Возмущаясь обвинениями в своих «преступных связях» с арестованными, Бухарин не выражал и тени сомнения по поводу обвинений в адрес своих бывших друзей и сотрудников. В ответ на обвинение в сохранении дружбы с Радеком, он писал: «Мне самому теперь крайне тяжело сознавать, что я попался на удочку исключительно тонкого и растленного двурушника». Единственное, на что решился в этой связи Бухарин,— это осторожно указать, что «связи» с «преступниками» имелись и у самых ортодоксальных сталинцев. Обижаясь, что на него «пытались взвалить всю ответственность чуть ли не за всю Академию», где к тому времени было арестовано немало «врагов», он заявлял, что «этот участок фронта вообще очень засорён. Поэтому, например, в исторической комиссии у Жданова (имелось в виду жюри конкурса на школьный учебник по истории, председателем которого был Жданов.— В. Р.) оказалось достаточное количество выбывших, а весь исторический фронт молодых историков уже не существует (этими эвфемизмами Бухарин обозначал массовые аресты историков в конце 1936 года.— В. Р.)». Эта часть объяснений Бухарина завершалась утверждением: если его объявляют ответственным за его бывших учеников и приверженцев, то в таком случае и сидящие на пленуме бывшие участники левой оппозиции должны отвечать за Троцкого, Зиновьева и других «террористов».

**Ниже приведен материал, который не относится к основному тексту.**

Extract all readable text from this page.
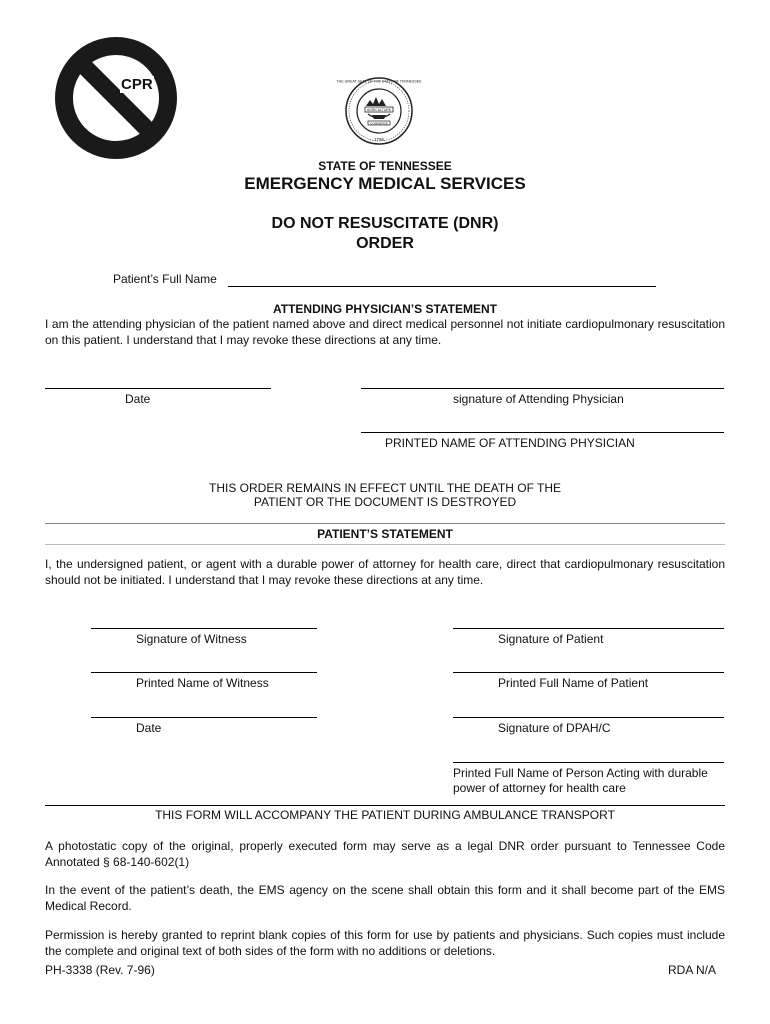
CPR	THE GREAT SEAL OF THE STATE OF TENNESSEE
AGRICULTURE
COMMERCE
1796
STATE OF TENNESSEE
EMERGENCY MEDICAL SERVICES
DO NOT RESUSCITATE (DNR)
ORDER
Patient’s Full Name
ATTENDING PHYSICIAN’S STATEMENT
I am the attending physician of the patient named above and direct medical personnel not initiate cardiopulmonary resuscitation on this patient. I understand that I may revoke these directions at any time.
Date	signature of Attending Physician
PRINTED NAME OF ATTENDING PHYSICIAN
THIS ORDER REMAINS IN EFFECT UNTIL THE DEATH OF THE
PATIENT OR THE DOCUMENT IS DESTROYED
PATIENT’S STATEMENT
I, the undersigned patient, or agent with a durable power of attorney for health care, direct that cardiopulmonary resuscitation should not be initiated. I understand that I may revoke these directions at any time.
Signature of Witness	Signature of Patient
Printed Name of Witness	Printed Full Name of Patient
Date	Signature of DPAH/C
Printed Full Name of Person Acting with durable
power of attorney for health care
THIS FORM WILL ACCOMPANY THE PATIENT DURING AMBULANCE TRANSPORT
A photostatic copy of the original, properly executed form may serve as a legal DNR order pursuant to Tennessee Code Annotated § 68-140-602(1)
In the event of the patient’s death, the EMS agency on the scene shall obtain this form and it shall become part of the EMS Medical Record.
Permission is hereby granted to reprint blank copies of this form for use by patients and physicians. Such copies must include the complete and original text of both sides of the form with no additions or deletions.
PH-3338 (Rev. 7-96)	RDA N/A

Касаясь обвинений против других лиц, Бухарин ставил под сомнение лишь «явные преувеличения», например, утверждение Кагановича о связях Томского с Зиновьевым до 1936 года, хотя «уже с конца 1934 г. Зиновьев, как известно, сидел под замком».

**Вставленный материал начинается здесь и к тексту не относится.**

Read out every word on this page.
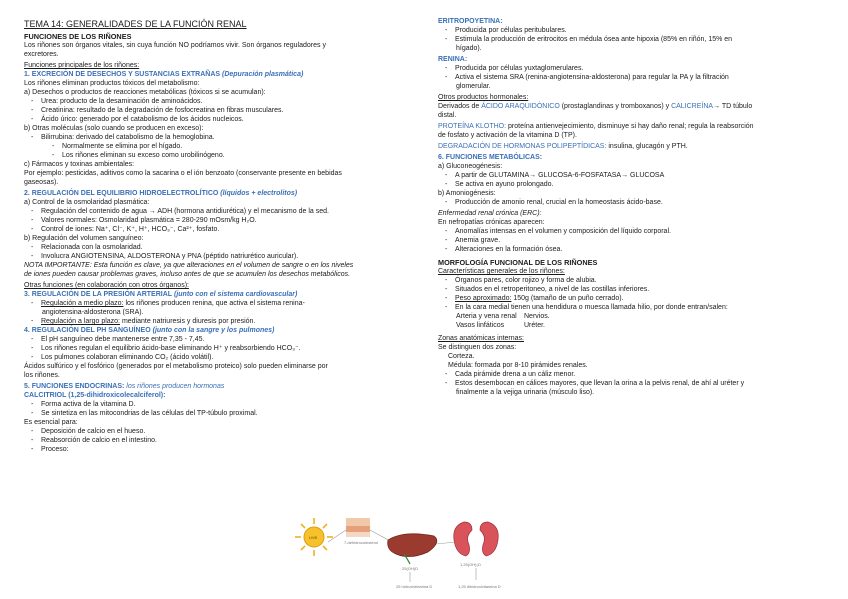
TEMA 14: GENERALIDADES DE LA FUNCIÓN RENAL
FUNCIONES DE LOS RIÑONES
Los riñones son órganos vitales, sin cuya función NO podríamos vivir. Son órganos reguladores y
excretores.
Funciones principales de los riñones:
1. EXCRECIÓN DE DESECHOS Y SUSTANCIAS EXTRAÑAS (Depuración plasmática)
Los riñones eliminan productos tóxicos del metabolismo:
a) Desechos o productos de reacciones metabólicas (tóxicos si se acumulan):
- Urea: producto de la desaminación de aminoácidos.
- Creatinina: resultado de la degradación de fosfocreatina en fibras musculares.
- Ácido úrico: generado por el catabolismo de los ácidos nucleicos.
b) Otras moléculas (solo cuando se producen en exceso):
- Bilirrubina: derivado del catabolismo de la hemoglobina.
- Normalmente se elimina por el hígado.
- Los riñones eliminan su exceso como urobilinógeno.
c) Fármacos y toxinas ambientales:
Por ejemplo: pesticidas, aditivos como la sacarina o el ión benzoato (conservante presente en bebidas
gaseosas).
2. REGULACIÓN DEL EQUILIBRIO HIDROELECTROLÍTICO (líquidos + electrolitos)
a) Control de la osmolaridad plasmática:
- Regulación del contenido de agua → ADH (hormona antidiurética) y el mecanismo de la sed.
- Valores normales: Osmolaridad plasmática = 280-290 mOsm/kg H₂O.
- Control de iones: Na⁺, Cl⁻, K⁺, H⁺, HCO₃⁻, Ca²⁺, fosfato.
b) Regulación del volumen sanguíneo:
- Relacionada con la osmolaridad.
- Involucra ANGIOTENSINA, ALDOSTERONA y PNA (péptido natriurético auricular).
NOTA IMPORTANTE: Esta función es clave, ya que alteraciones en el volumen de sangre o en los niveles
de iones pueden causar problemas graves, incluso antes de que se acumulen los desechos metabólicos.
Otras funciones (en colaboración con otros órganos):
3. REGULACIÓN DE LA PRESIÓN ARTERIAL (junto con el sistema cardiovascular)
- Regulación a medio plazo: los riñones producen renina, que activa el sistema renina-
angiotensina-aldosterona (SRA).
- Regulación a largo plazo: mediante natriuresis y diuresis por presión.
4. REGULACIÓN DEL PH SANGUÍNEO (junto con la sangre y los pulmones)
- El pH sanguíneo debe mantenerse entre 7,35 - 7,45.
- Los riñones regulan el equilibrio ácido-base eliminando H⁺ y reabsorbiendo HCO₃⁻.
- Los pulmones colaboran eliminando CO₂ (ácido volátil).
Ácidos sulfúrico y el fosfórico (generados por el metabolismo proteico) solo pueden eliminarse por
los riñones.
5. FUNCIONES ENDOCRINAS: los riñones producen hormonas
CALCITRIOL (1,25-dihidroxicolecalciferol):
- Forma activa de la vitamina D.
- Se sintetiza en las mitocondrias de las células del TP-túbulo proximal.
Es esencial para:
- Deposición de calcio en el hueso.
- Reabsorción de calcio en el intestino.
- Proceso:
ERITROPOYETINA:
- Producida por células peritubulares.
- Estimula la producción de eritrocitos en médula ósea ante hipoxia (85% en riñón, 15% en
hígado).
RENINA:
- Producida por células yuxtaglomerulares.
- Activa el sistema SRA (renina-angiotensina-aldosterona) para regular la PA y la filtración
glomerular.
Otros productos hormonales:
Derivados de ÁCIDO ARAQUIDÓNICO (prostaglandinas y tromboxanos) y CALICREÍNA→ TD túbulo
distal.
PROTEÍNA KLOTHO: proteína antienvejecimiento, disminuye si hay daño renal; regula la reabsorción
de fosfato y activación de la vitamina D (TP).
DEGRADACIÓN DE HORMONAS POLIPEPTÍDICAS: insulina, glucagón y PTH.
6. FUNCIONES METABÓLICAS:
a) Gluconeogénesis:
- A partir de GLUTAMINA→ GLUCOSA-6-FOSFATASA→ GLUCOSA
- Se activa en ayuno prolongado.
b) Amoniogénesis:
- Producción de amonio renal, crucial en la homeostasis ácido-base.
Enfermedad renal crónica (ERC):
En nefropatías crónicas aparecen:
- Anomalías intensas en el volumen y composición del líquido corporal.
- Anemia grave.
- Alteraciones en la formación ósea.
MORFOLOGÍA FUNCIONAL DE LOS RIÑONES
Características generales de los riñones:
- Órganos pares, color rojizo y forma de alubia.
- Situados en el retroperitoneo, a nivel de las costillas inferiores.
- Peso aproximado: 150g (tamaño de un puño cerrado).
- En la cara medial tienen una hendidura o muesca llamada hilio, por donde entran/salen:
Arteria y vena renal	Nervios.
Vasos linfáticos	Uréter.
Zonas anatómicas internas:
Se distinguen dos zonas:
Corteza.
Médula: formada por 8-10 pirámides renales.
- Cada pirámide drena a un cáliz menor.
- Estos desembocan en cálices mayores, que llevan la orina a la pelvis renal, de ahí al uréter y
finalmente a la vejiga urinaria (músculo liso).
UVB
7-dehidrocolesterol
25(OH)D
25 hidroxivitamina D
1,25(OH)₂D
1,25 dihidroxivitamina D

Признавая за собой лишь недостаток бдительности, Бухарин выражал протест против того, что «из этого делают вывод о соучастии в троцкистском бандитизме», и просил пленум принять «партийные оргвыводы после тщательного анализа фактов, а не на основе одной политической интуиции». Понимая и даже разделяя «логику» сталинского «правосудия», он замечал, что после принятия пленумом решения по его делу на долю юридического следствия останется лишь оправдать это решение, «обязательное для судебного следователя, обязательное для судьи (если дело доходит до суда), обязательное — как это ни странно — даже для подсудимого, если он ещё член партии. Не может следствие обелить того, кто политически очернён высшей партийной инстанцией».

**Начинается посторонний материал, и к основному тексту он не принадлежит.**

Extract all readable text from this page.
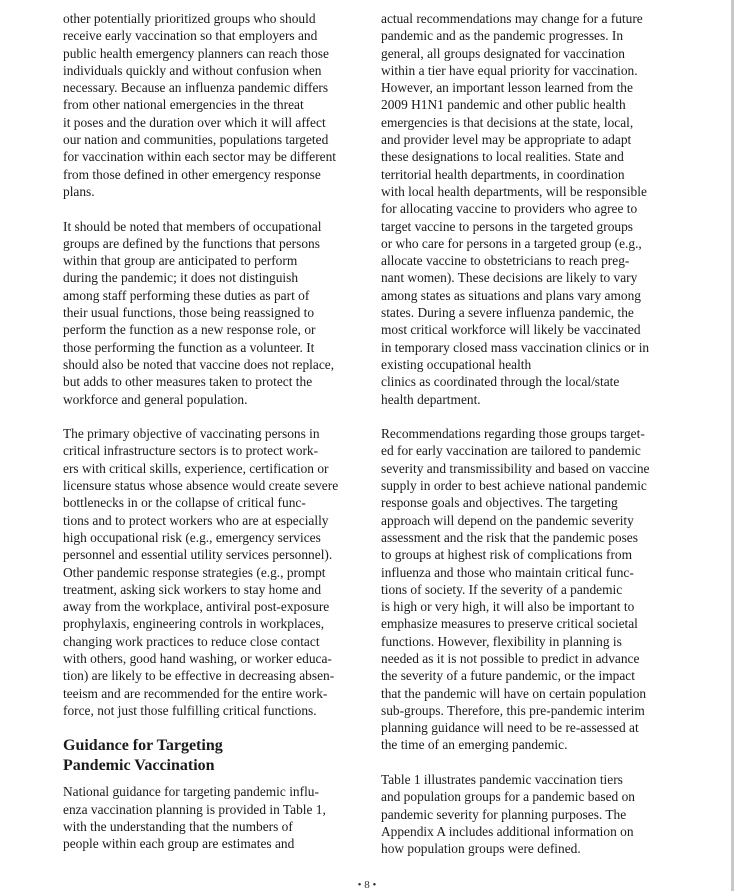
other potentially prioritized groups who should
receive early vaccination so that employers and
public health emergency planners can reach those
individuals quickly and without confusion when
necessary. Because an influenza pandemic differs
from other national emergencies in the threat
it poses and the duration over which it will affect
our nation and communities, populations targeted
for vaccination within each sector may be different
from those defined in other emergency response
plans.

It should be noted that members of occupational
groups are defined by the functions that persons
within that group are anticipated to perform
during the pandemic; it does not distinguish
among staff performing these duties as part of
their usual functions, those being reassigned to
perform the function as a new response role, or
those performing the function as a volunteer. It
should also be noted that vaccine does not replace,
but adds to other measures taken to protect the
workforce and general population.

The primary objective of vaccinating persons in
critical infrastructure sectors is to protect work-
ers with critical skills, experience, certification or
licensure status whose absence would create severe
bottlenecks in or the collapse of critical func-
tions and to protect workers who are at especially
high occupational risk (e.g., emergency services
personnel and essential utility services personnel).
Other pandemic response strategies (e.g., prompt
treatment, asking sick workers to stay home and
away from the workplace, antiviral post-exposure
prophylaxis, engineering controls in workplaces,
changing work practices to reduce close contact
with others, good hand washing, or worker educa-
tion) are likely to be effective in decreasing absen-
teeism and are recommended for the entire work-
force, not just those fulfilling critical functions.

Guidance for Targeting
Pandemic Vaccination

National guidance for targeting pandemic influ-
enza vaccination planning is provided in Table 1,
with the understanding that the numbers of
people within each group are estimates and

actual recommendations may change for a future
pandemic and as the pandemic progresses. In
general, all groups designated for vaccination
within a tier have equal priority for vaccination.
However, an important lesson learned from the
2009 H1N1 pandemic and other public health
emergencies is that decisions at the state, local,
and provider level may be appropriate to adapt
these designations to local realities. State and
territorial health departments, in coordination
with local health departments, will be responsible
for allocating vaccine to providers who agree to
target vaccine to persons in the targeted groups
or who care for persons in a targeted group (e.g.,
allocate vaccine to obstetricians to reach preg-
nant women). These decisions are likely to vary
among states as situations and plans vary among
states. During a severe influenza pandemic, the
most critical workforce will likely be vaccinated
in temporary closed mass vaccination clinics or in
existing occupational health
clinics as coordinated through the local/state
health department.

Recommendations regarding those groups target-
ed for early vaccination are tailored to pandemic
severity and transmissibility and based on vaccine
supply in order to best achieve national pandemic
response goals and objectives. The targeting
approach will depend on the pandemic severity
assessment and the risk that the pandemic poses
to groups at highest risk of complications from
influenza and those who maintain critical func-
tions of society. If the severity of a pandemic
is high or very high, it will also be important to
emphasize measures to preserve critical societal
functions. However, flexibility in planning is
needed as it is not possible to predict in advance
the severity of a future pandemic, or the impact
that the pandemic will have on certain population
sub-groups. Therefore, this pre-pandemic interim
planning guidance will need to be re-assessed at
the time of an emerging pandemic.

Table 1 illustrates pandemic vaccination tiers
and population groups for a pandemic based on
pandemic severity for planning purposes. The
Appendix A includes additional information on
how population groups were defined.

• 8 •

Исходя из этих предпосылок, Бухарин пытался воззвать к совести и здравому смыслу участников пленума. Характеризуя сложившуюся на пленуме атмосферу, он писал: «Материалы (не проверенные путём ставок) — есть у всех, но их нет у обвиняемых; обвиняемый стоит перед ошеломлением внезапных исключительно чудовищных обвинений, впервые ему предъявляемых. При известной, заранее данной настроенности (самый факт постановки вопроса, материалы непроверенные, тенденция докладчика, печать, директивные лозунги, вроде молотовского „о пособниках и подпевалах“ [269]) все говорят: „я убеждён“, „нет сомнений“ и т. д. Обвиняемому говорят в глаза: а мы не верим, каждое твоё слово нужно проверять. А на другой стороне, слова обвиняемых-обвинителей принимаются за чистую монету. Значит, защита тут поистине тяжела. Конечно, в общей атмосфере теперешних дней в пользу обвиняемого никто выступить не решится. А дальше? А на дальнейших этапах, после обязательного партийного решения и т. д., эта защита почти невозможна» [270].